The National Housing Policy in use today came into effect in 2012 following the National Housing Convention of 2009.

Through Private-Public Partnerships (PPPs) houses were constructed in Sunway City (Harare) in and Chikanga (Mutare), Lower Paradise (Marondera), Mbizo 22 (Kwekwe) and Parklands (Bulawayo) between 2011 and 2012. Housing units were also constructed in Nemanwa (Masvingo) and Murereki (Makonde) between 2019 and 2020.

High rise flats were also constructed in Tafara between 2012 and 2019.

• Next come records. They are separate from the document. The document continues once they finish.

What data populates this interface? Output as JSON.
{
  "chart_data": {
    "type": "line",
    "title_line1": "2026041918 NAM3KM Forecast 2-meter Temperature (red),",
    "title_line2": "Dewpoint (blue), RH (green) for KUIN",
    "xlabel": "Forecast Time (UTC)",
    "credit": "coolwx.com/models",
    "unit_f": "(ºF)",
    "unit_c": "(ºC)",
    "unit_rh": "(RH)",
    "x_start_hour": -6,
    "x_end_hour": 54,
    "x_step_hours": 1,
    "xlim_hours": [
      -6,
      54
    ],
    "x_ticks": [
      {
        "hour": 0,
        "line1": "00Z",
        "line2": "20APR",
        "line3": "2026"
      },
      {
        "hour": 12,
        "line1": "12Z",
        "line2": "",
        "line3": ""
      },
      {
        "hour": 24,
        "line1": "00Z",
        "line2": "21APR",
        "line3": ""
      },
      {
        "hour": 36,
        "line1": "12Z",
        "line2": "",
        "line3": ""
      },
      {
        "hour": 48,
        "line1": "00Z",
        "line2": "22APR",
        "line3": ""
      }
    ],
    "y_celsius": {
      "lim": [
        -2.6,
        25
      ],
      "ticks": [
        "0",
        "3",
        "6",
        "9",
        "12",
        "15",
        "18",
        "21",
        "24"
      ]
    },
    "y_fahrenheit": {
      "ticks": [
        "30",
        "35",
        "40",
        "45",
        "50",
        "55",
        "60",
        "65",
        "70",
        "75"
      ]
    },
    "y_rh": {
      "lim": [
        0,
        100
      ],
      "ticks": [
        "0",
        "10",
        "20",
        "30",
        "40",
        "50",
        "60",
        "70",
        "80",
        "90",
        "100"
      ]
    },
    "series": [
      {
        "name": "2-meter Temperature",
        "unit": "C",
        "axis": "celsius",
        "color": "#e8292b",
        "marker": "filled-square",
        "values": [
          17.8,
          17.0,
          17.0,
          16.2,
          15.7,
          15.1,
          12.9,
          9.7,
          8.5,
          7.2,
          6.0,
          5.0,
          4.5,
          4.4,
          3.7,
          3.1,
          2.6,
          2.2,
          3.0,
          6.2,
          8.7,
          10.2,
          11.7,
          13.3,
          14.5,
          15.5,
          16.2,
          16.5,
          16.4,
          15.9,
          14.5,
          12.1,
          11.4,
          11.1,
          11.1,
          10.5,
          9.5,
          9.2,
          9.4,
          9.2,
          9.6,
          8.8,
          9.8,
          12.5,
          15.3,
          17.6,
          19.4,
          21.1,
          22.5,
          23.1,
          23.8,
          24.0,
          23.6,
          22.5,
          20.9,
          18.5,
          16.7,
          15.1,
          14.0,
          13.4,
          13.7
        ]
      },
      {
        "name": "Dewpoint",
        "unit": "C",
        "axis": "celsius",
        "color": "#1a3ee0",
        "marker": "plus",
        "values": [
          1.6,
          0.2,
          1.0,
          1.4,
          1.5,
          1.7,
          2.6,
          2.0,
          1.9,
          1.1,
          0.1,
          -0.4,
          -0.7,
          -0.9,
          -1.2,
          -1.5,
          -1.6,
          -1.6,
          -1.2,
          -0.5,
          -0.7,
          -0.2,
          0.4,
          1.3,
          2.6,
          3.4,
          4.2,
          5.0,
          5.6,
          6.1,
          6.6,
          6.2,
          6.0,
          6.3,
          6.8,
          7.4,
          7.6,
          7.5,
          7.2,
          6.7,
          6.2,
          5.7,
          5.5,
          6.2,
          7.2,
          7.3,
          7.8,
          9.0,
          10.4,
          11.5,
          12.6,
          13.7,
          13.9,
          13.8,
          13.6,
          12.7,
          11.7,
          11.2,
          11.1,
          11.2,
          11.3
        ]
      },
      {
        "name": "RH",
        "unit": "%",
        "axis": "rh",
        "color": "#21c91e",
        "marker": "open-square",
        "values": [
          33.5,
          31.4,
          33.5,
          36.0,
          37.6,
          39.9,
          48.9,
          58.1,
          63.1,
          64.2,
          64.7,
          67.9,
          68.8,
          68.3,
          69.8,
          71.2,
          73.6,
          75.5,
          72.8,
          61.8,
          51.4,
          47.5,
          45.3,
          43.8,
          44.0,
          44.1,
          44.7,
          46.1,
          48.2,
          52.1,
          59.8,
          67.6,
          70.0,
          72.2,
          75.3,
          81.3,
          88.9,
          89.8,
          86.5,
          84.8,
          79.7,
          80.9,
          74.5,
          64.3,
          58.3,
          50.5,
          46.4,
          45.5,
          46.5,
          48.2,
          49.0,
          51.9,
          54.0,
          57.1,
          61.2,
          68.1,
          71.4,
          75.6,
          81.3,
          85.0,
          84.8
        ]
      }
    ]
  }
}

It is beyond argument that “decent, affordable housing should be a basic right for everybody,” because “without stable shelter, everything else falls apart” (Matthew Desmond).

Therefore, as Zimbabwe’s 40th birthday draws close,  it is worthwhile to celebrate Government’s efforts in the provision of shelter to Zimbabweans through the Ministry of National Housing and Social Amenities, as a progressive way of eradicating poverty, as enshrined in Vision 2030.